Adapted from Nourished Kitchen
Yields 24-26 cookies
The original recipe uses dates instead of prunes, but I didn’t have those on hand and like the final product just the same. Dates will make the cookie slightly sweeter, though, so be sure to compensate with less molasses or dried fruit if you are worried about the sugar content.
Also, don’t try to save time by not melting the coconut oil. If you add it to the dough while solid, it will simply get thrown around instead of blending in.
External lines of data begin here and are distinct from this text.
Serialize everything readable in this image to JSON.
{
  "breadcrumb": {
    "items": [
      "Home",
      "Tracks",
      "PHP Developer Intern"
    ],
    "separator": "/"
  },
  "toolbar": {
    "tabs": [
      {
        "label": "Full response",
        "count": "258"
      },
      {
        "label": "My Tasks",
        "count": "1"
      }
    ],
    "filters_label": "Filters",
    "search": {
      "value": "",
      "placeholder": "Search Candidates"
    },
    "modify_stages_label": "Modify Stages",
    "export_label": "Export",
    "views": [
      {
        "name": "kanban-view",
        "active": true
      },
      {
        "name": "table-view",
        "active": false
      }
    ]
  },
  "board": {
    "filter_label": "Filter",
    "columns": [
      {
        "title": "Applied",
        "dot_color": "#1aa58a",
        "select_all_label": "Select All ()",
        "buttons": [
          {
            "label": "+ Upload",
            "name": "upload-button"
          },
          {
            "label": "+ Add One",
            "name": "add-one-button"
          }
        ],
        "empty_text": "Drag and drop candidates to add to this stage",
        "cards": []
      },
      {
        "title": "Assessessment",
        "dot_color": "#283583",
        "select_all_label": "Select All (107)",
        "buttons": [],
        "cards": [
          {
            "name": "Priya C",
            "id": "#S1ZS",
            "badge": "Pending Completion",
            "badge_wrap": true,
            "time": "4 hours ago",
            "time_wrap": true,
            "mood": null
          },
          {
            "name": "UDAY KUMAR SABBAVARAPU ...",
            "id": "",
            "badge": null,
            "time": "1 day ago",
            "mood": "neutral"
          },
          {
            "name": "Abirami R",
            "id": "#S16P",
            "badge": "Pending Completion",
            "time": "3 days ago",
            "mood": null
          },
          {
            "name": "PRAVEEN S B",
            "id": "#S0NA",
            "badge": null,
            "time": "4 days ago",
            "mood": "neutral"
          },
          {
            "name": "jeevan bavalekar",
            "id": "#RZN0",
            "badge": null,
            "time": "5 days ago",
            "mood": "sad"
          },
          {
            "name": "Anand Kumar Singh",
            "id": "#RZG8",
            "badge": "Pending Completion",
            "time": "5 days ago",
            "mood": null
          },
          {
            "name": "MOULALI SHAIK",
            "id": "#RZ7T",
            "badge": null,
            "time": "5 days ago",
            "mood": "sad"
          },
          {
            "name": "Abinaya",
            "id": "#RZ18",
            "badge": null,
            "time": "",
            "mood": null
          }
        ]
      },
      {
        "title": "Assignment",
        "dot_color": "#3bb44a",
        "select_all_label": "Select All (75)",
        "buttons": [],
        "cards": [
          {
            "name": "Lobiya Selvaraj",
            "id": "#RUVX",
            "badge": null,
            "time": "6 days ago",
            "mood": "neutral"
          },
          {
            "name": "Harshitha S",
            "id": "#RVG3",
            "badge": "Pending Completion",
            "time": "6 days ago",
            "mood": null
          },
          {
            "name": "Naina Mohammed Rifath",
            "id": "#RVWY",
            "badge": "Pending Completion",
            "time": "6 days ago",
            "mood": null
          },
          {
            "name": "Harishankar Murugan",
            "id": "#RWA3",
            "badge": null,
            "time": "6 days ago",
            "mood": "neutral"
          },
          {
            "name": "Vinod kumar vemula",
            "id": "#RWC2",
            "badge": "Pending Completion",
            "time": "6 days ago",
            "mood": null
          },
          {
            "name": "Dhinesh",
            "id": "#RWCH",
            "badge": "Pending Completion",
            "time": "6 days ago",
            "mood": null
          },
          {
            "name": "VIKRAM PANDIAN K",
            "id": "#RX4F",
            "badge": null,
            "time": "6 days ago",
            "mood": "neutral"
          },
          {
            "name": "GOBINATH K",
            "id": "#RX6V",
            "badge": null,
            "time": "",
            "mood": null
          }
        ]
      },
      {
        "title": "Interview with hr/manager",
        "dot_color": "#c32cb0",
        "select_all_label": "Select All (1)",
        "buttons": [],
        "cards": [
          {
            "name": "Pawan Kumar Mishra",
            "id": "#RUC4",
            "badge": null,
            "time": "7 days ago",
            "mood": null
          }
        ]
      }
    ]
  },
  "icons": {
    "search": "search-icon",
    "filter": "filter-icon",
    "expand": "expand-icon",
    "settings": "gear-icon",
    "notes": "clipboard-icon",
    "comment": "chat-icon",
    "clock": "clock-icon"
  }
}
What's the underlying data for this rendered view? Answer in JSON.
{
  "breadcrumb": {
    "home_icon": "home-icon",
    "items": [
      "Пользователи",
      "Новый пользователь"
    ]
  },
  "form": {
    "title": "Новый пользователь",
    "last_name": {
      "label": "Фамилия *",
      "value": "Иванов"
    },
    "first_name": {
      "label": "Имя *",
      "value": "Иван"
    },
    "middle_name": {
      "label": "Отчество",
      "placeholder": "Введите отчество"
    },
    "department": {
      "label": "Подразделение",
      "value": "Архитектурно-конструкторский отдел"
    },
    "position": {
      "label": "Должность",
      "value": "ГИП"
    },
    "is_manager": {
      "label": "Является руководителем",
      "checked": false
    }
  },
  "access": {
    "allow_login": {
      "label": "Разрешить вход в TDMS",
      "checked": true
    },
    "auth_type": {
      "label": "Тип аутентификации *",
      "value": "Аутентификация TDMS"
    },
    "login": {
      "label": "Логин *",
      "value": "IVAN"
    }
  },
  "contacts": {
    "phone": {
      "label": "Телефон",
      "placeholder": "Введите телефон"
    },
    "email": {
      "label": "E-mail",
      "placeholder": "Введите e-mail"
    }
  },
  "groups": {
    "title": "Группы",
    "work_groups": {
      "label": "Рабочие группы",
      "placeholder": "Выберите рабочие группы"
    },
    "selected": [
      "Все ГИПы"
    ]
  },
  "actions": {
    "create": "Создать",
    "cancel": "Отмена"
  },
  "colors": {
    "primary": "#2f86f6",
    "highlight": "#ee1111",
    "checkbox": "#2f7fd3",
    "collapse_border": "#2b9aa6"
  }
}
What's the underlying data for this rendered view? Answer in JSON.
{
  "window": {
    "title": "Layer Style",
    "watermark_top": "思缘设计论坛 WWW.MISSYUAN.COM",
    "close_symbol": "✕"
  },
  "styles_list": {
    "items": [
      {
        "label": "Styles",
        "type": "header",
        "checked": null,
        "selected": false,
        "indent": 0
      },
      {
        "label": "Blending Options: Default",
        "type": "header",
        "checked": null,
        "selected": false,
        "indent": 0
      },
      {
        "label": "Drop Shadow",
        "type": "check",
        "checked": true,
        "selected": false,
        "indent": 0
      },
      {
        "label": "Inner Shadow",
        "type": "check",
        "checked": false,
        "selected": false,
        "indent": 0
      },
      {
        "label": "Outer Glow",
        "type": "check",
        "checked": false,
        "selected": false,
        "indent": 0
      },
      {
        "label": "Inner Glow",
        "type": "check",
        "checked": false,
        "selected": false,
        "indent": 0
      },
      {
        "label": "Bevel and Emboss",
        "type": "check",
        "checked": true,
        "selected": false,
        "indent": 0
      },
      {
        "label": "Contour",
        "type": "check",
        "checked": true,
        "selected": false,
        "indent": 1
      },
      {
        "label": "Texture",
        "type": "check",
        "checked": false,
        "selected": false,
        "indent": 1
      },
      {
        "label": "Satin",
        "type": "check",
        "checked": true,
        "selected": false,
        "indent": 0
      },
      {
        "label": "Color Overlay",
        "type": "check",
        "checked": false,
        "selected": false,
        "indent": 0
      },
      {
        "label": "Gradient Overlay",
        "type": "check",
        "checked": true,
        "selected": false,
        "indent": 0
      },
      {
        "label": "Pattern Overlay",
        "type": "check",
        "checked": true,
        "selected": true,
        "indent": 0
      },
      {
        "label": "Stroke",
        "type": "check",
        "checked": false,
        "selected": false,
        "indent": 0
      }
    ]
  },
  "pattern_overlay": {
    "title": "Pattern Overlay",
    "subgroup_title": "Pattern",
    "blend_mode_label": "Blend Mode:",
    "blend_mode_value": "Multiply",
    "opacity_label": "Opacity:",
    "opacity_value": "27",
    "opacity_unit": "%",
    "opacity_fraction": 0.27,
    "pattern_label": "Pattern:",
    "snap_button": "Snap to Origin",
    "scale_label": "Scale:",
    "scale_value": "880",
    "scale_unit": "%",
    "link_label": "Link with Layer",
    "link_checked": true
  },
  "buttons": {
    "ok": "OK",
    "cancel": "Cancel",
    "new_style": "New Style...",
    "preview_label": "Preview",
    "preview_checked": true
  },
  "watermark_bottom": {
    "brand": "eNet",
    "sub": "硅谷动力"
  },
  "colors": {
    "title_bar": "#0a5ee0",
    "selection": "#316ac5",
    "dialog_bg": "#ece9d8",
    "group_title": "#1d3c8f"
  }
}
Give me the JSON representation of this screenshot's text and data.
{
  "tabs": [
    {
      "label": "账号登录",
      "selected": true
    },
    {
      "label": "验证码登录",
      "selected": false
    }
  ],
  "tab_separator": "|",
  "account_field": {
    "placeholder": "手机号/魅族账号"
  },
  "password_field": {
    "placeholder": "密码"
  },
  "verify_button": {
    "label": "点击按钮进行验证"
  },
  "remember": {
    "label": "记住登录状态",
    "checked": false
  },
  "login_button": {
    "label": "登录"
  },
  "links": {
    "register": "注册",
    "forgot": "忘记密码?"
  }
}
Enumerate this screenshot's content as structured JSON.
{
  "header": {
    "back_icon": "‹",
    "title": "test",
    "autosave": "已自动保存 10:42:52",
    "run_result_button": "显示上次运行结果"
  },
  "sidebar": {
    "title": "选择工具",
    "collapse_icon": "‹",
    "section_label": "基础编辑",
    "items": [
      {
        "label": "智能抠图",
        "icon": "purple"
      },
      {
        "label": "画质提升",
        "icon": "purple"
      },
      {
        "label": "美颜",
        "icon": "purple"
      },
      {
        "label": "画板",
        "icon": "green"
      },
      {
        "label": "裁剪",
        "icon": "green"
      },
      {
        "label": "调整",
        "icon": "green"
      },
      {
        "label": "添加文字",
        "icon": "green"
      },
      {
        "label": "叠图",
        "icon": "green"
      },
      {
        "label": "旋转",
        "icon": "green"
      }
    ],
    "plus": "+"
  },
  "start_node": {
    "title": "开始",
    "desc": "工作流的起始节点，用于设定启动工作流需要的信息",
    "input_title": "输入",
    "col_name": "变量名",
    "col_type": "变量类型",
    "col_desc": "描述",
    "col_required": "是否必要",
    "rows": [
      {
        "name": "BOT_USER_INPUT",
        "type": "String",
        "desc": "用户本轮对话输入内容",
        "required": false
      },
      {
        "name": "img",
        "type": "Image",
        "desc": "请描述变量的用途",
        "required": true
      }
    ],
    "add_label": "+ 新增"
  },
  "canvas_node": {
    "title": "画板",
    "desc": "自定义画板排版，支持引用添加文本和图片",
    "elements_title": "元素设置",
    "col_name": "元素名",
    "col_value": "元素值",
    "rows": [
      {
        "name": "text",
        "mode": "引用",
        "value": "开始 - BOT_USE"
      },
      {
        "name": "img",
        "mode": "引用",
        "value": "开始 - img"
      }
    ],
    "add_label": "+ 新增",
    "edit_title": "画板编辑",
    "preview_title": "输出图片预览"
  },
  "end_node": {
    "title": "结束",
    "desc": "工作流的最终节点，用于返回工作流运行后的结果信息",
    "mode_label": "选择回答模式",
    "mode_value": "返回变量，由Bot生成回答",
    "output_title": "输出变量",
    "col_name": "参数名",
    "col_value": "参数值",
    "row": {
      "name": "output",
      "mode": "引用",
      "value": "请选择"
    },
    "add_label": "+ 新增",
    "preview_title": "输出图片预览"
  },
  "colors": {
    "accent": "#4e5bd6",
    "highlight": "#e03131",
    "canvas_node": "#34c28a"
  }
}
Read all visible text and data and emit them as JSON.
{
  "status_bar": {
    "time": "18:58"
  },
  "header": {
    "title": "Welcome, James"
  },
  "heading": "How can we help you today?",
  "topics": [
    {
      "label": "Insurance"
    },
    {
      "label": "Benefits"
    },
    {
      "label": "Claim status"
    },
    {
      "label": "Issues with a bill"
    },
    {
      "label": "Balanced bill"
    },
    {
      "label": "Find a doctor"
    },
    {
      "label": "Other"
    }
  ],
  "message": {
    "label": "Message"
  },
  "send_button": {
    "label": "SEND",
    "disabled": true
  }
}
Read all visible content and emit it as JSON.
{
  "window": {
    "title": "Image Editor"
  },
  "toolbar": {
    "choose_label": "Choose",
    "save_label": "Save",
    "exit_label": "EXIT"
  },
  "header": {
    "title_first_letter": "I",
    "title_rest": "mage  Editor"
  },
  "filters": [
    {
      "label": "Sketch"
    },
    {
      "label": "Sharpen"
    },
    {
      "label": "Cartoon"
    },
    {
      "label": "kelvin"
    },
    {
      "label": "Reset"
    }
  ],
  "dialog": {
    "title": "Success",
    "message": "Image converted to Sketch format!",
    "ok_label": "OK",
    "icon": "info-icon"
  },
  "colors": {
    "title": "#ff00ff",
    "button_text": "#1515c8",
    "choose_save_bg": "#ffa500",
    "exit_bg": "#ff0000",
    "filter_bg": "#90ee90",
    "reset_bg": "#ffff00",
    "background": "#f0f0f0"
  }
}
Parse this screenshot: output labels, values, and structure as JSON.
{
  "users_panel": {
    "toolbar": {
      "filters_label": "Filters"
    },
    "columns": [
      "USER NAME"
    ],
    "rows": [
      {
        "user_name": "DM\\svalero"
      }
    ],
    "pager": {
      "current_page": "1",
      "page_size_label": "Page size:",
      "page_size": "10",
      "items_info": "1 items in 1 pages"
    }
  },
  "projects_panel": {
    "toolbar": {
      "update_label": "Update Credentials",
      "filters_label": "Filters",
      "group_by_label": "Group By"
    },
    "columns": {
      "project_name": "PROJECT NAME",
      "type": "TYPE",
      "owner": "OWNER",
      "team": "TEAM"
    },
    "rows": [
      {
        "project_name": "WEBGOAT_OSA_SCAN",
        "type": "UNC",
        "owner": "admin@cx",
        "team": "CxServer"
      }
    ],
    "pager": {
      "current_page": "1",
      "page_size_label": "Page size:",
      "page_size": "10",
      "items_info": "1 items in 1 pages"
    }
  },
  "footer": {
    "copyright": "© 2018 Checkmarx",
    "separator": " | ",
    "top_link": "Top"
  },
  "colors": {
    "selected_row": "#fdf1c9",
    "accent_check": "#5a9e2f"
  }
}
Trust me, this is experience talking…
1/2 cup coconut flour
1 cup nut butter (I used my homemade peanut butter)
1 ½ cups shredded unsweetened coconut
1 cup pumpkin puree
2 tablespoons unsulphured molasses
1 tablespoon cinnamon
1-2 tablespoons ground flax seed
2 teaspoons vanilla extract
1/2 teaspoon salt
1 teaspoon baking soda
1/2 cup virgin coconut oil, melted
½ cup dried fruit (I used date crumbles)
½ cup chopped walnuts
Preheat the oven to 350 degrees. Grab two baking sheets and line them with either a silicone mat or parchment paper.
In the bowl of a food processor, add the coconut flour, nut butter, dates, and shredded coconut. Process for a minute or two, scraping down the sides as needed. You want this mixture to be as uniform in texture as possible.
Next, add the rest of the ingredients except the nuts and fruit. Process for another 30 seconds to a minute until thoroughly incorporated.
Add in the remaining nuts and dried fruit. Pulse a few times to mix. Or, if you prefer fewer chunks in the final cookie, process another 30 seconds instead.
Scoop the dough onto the prepared baking sheet; they will not spread in the oven, so you can get them pretty close together. I like to use a 3 tablespoon cookie/ice cream scoop.
Lightly wet or oil your fingers and press softly on each bit of dough to flatten. You could leave them as cute little balls if you wish, just make sure to increase the baking time a few minutes to ensure they cook all the way through.
Bake for 15 minutes. When done, the tops should be slightly cracked and golden. Cool a few minutes on the baking sheet, then serve immediately or cool completely and store in an airtight container for about a week. These cookies also freeze very well.